En quoi cette attitude responsable, profondément libre, ressemble-t-elle à une délation ? En quoi cette révélation remet-elle en cause la liberté des hommes ? Il est vrai que les femmes ne confondent pas la liberté du dominant avec la vraie liberté, responsable, telle que définie par les hommes des Lumières. Condorcet est de ceux-là. Impossible d’être libre, écrivait-il en 1791, dans un monde où l’autre ne l’est pas.
Déstabilisation des privilèges masculins
Les femmes se sont battues au XIXe et au XXe siècle pour dire que la liberté n’appartiendrait à personne tant que l’autre, la femme, l’esclave, l’étranger, ne l’était pas. Leur parole n’a pas été entendue. Après des décennies d’échec de luttes contre la domination, l’exploitation, l’indépendance, tandis que le monde entier s’organise sur la loi du plus fort, tandis que le mot « liberté » est travesti en servitude volontaire, une nouvelle fois des femmes redonnent sens au mot « émancipation » en se libérant des tutelles qui les enferment.
Après bien des revendications et des manifestes solitaires, l’idée reprend vie par la voix de celles qui massivement s’expriment au risque de déstabiliser non seulement les privilèges masculins mais les rapports de domination qui s’exercent au quotidien contre l’autre décrété inférieur ou différent : l’immigré, le musulman, le juif, bref l’étranger lui-même. Une centaine de femmes, dans Le Monde du 10 janvier, s’insurgent contre ce mouvement inédit et revendiquent les jeux de l’ancien monde au nom de la liberté créatrice qui « sous-tendrait l’offense à l’autre ». Comment confondre à ce point la créativité et les fantasmes avec la réalité du rapport à l’autre ?
Sans doute ces dames assimilent-elles les jeux de rôle de salon avec la vie réelle. Et les réactions conservatrices à l’encontre de l’art, ici et là, ne peuvent servir de prétexte à la mise en cause d’un mouvement bien plus fondamental.
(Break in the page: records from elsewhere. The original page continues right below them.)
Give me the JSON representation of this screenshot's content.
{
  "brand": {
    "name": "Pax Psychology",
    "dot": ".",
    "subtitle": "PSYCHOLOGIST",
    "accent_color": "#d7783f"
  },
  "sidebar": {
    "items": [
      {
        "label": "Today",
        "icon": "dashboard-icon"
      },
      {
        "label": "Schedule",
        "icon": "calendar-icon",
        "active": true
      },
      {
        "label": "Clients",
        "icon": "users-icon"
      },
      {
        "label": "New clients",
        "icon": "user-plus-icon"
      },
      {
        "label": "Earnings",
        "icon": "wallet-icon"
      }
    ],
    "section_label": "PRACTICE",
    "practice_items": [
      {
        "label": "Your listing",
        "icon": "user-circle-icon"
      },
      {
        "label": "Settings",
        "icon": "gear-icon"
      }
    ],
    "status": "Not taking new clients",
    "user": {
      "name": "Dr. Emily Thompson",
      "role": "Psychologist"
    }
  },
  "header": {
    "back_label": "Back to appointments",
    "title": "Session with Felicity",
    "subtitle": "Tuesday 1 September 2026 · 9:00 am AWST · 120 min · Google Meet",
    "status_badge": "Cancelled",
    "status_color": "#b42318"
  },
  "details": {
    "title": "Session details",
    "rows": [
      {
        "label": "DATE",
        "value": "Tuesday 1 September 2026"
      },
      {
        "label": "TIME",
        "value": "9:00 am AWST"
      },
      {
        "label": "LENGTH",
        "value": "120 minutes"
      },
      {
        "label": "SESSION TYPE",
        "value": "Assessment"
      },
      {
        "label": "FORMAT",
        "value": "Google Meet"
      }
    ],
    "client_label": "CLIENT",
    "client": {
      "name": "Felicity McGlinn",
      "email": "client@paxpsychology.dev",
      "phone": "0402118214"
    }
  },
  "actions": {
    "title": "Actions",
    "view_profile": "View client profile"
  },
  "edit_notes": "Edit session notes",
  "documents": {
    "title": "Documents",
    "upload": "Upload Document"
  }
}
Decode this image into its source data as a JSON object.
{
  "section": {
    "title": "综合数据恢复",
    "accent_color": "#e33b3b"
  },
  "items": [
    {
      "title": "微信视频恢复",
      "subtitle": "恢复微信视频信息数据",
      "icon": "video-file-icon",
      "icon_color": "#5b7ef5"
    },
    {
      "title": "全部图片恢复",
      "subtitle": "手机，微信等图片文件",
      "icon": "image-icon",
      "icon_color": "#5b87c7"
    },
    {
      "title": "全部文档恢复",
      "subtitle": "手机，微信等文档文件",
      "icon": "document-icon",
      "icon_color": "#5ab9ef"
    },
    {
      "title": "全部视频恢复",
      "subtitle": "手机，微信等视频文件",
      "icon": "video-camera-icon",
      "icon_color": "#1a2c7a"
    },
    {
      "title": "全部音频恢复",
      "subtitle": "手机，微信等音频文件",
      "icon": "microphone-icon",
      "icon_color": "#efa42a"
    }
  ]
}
La coutume et la loi contre l’émancipation des femmes
Depuis deux siècles des femmes ont tenté, en vain, de revendiquer pour elles-mêmes une émancipation qui leur était interdite non seulement par l’habitus ou la coutume mais aussi par la loi. Longtemps le code civil, ou l’équivalent, a placé, au nom d’une nature spécifique, l’ensemble des femmes sous la tutelle masculine, essentialisant ainsi les fonctions sociales et justifiant une hiérarchie dont les effets sont toujours à l’œuvre aujourd’hui.
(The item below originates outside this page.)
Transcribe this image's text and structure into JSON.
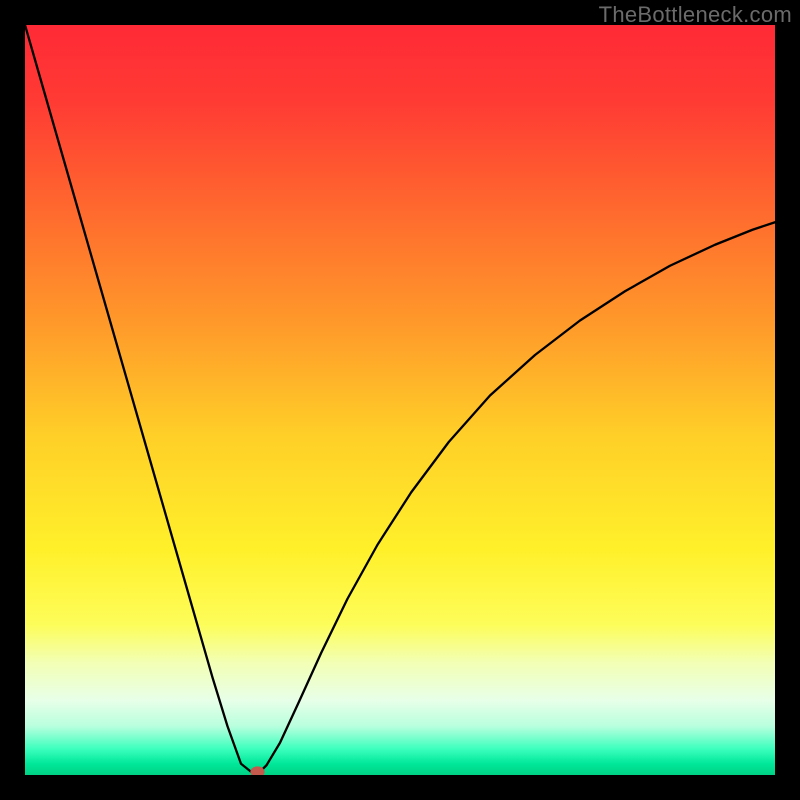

INLASSABLEMENT, DES FEMMES RÉPÉTÈRENT SOUS TOUS LES TONS CE MOT, « LIBERTÉ ». ON NE LES ENTENDIT PAS
Faut-il rappeler quelques paroles singulières qui, au XIXe siècle, disaient ce que « liberté » voulait dire ? Faut-il revenir sur le passé enfoui de celles qui, précisément au nom de la liberté réelle, ont dit l’impossible existence à laquelle quelquefois elles renoncèrent, comme Claire Démar (1799-1833), une pionnière ? « La révolution dans les mœurs conjugales ne se fait pas à l’encoignure des rues ou sur la place publique pendant trois jours d’un beau soleil, mais elle se fait à toute heure, en tout lieu, dans les loges des Bouffes, dans les cercles d’hiver, dans les promenades d’été, dans les longues nuits qui s’écoulent insipides et froides comme on en compte tant et tant sous l’alcôve maritale… », écrivait cette dernière en 1833.
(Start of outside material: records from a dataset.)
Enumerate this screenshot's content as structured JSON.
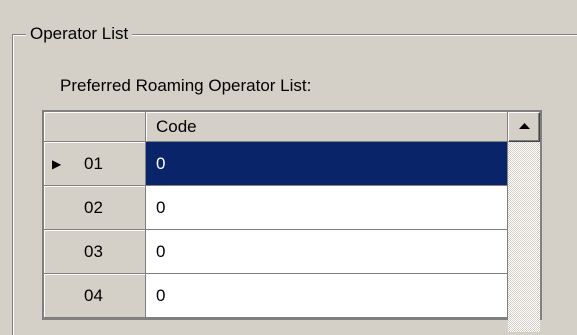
{
  "groupbox": {
    "title": "Operator List"
  },
  "grid": {
    "label": "Preferred Roaming Operator List:",
    "column_header": "Code",
    "rows": [
      {
        "num": "01",
        "code": "0",
        "selected": true
      },
      {
        "num": "02",
        "code": "0",
        "selected": false
      },
      {
        "num": "03",
        "code": "0",
        "selected": false
      },
      {
        "num": "04",
        "code": "0",
        "selected": false
      }
    ],
    "selection_color": "#0a246a"
  },
  "icons": {
    "current_row": "triangle-right-icon",
    "scroll_up": "scroll-up-arrow-icon"
  }
}
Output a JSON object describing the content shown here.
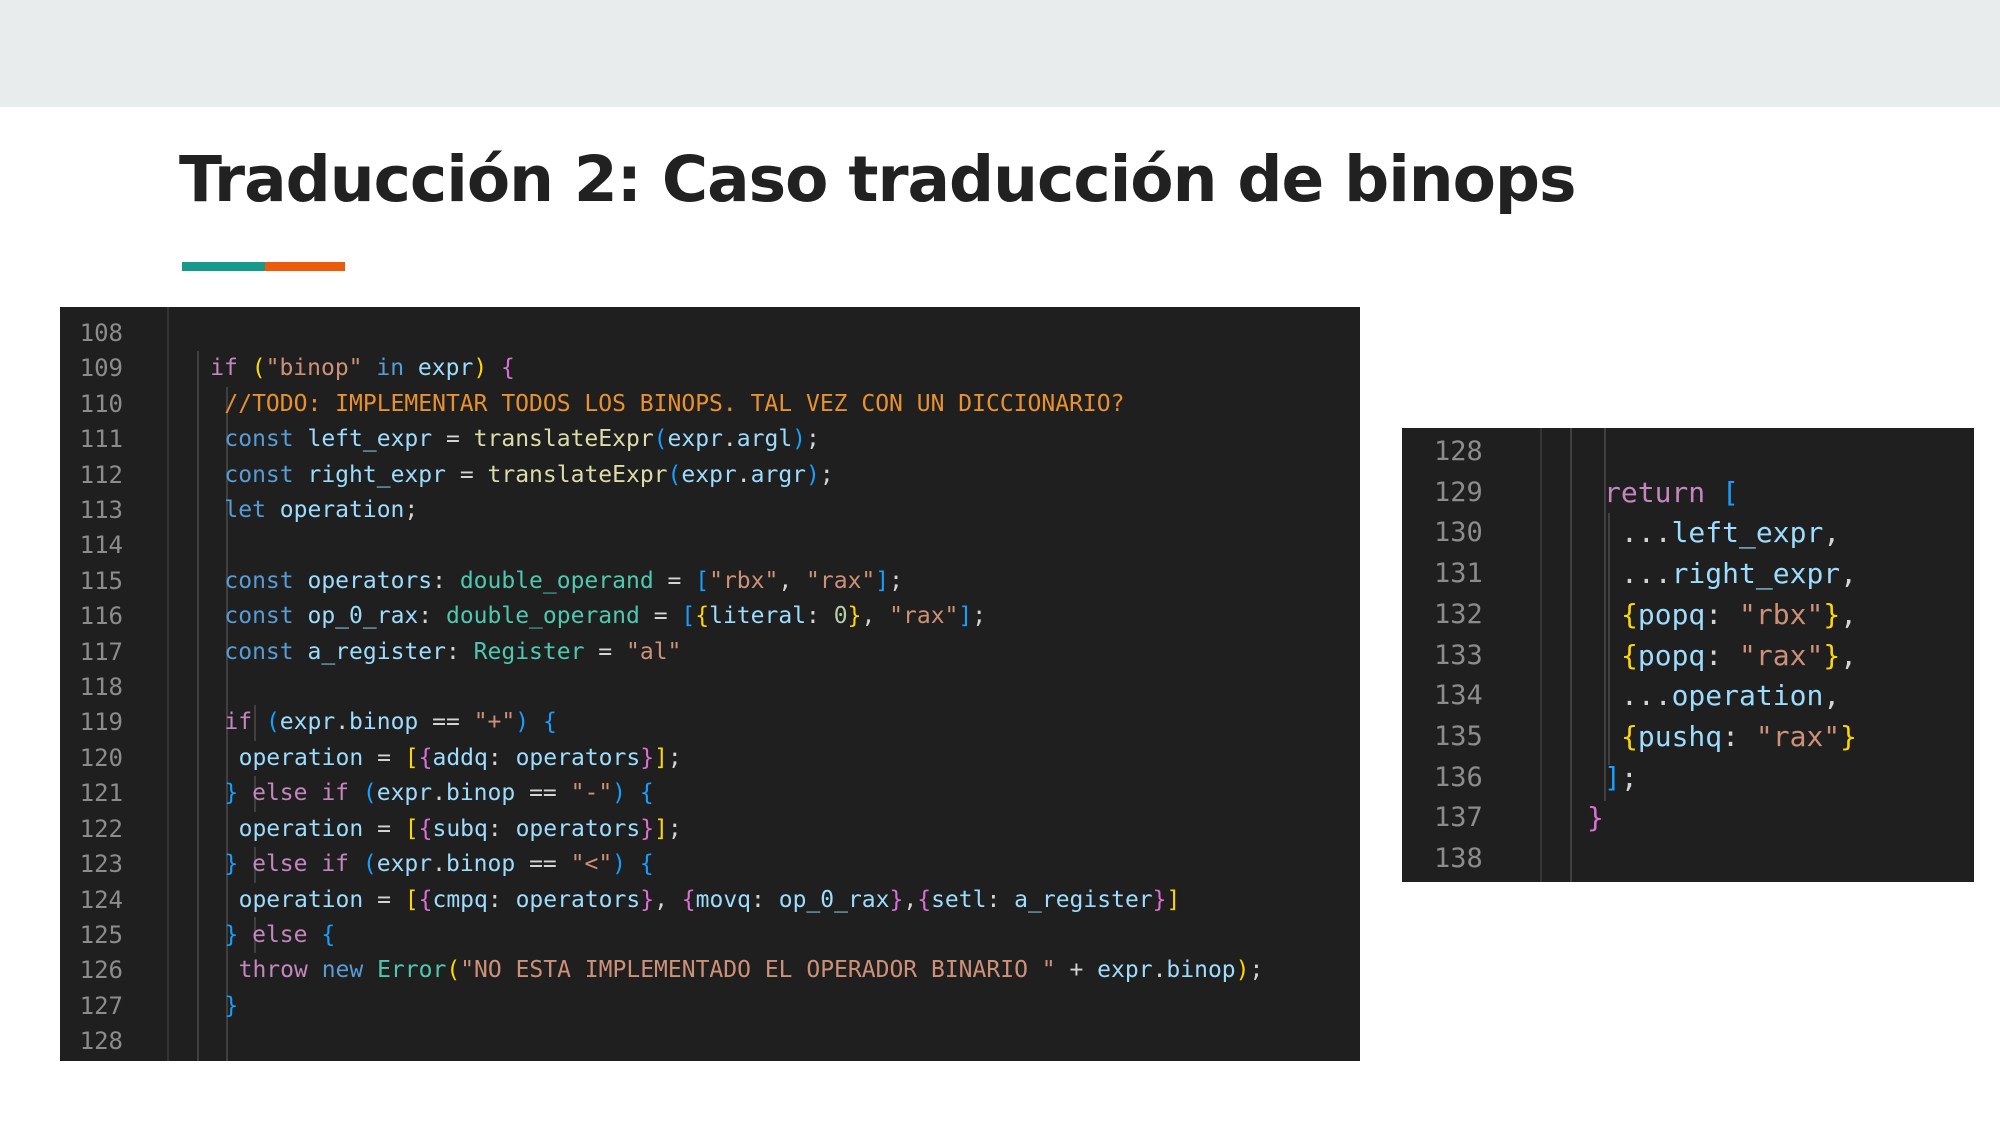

Inlassablement, des femmes répétèrent sous tous les tons ce mot, « liberté ». On ne les entendit pas. Elles ne se découragèrent pas et, à chaque moment de l’histoire, leurs rangs s’étoffèrent. Elles furent encore plus nombreuses dans les années 1970 à proclamer que « le privé est politique », conscientes de ne pas être tant que leur corps ne leur appartiendrait pas.
Le flambeau de la liberté humaine
Faute d’avoir persisté dans la sphère du politique en se mêlant de ce qui, selon les normes sociales, ne les regardait pas, elles ont laissé le champ politique à ceux qui s’occupent, traditionnellement, du gouvernement des hommes. La force des choses l’a de nouveau emporté et la marchandisation des corps s’est imposée massivement. Mondialement. Le fétichisme de la marchandise a visé, comme on le sait, le corps des femmes, redevenu chose que l’on convoite ou rejette.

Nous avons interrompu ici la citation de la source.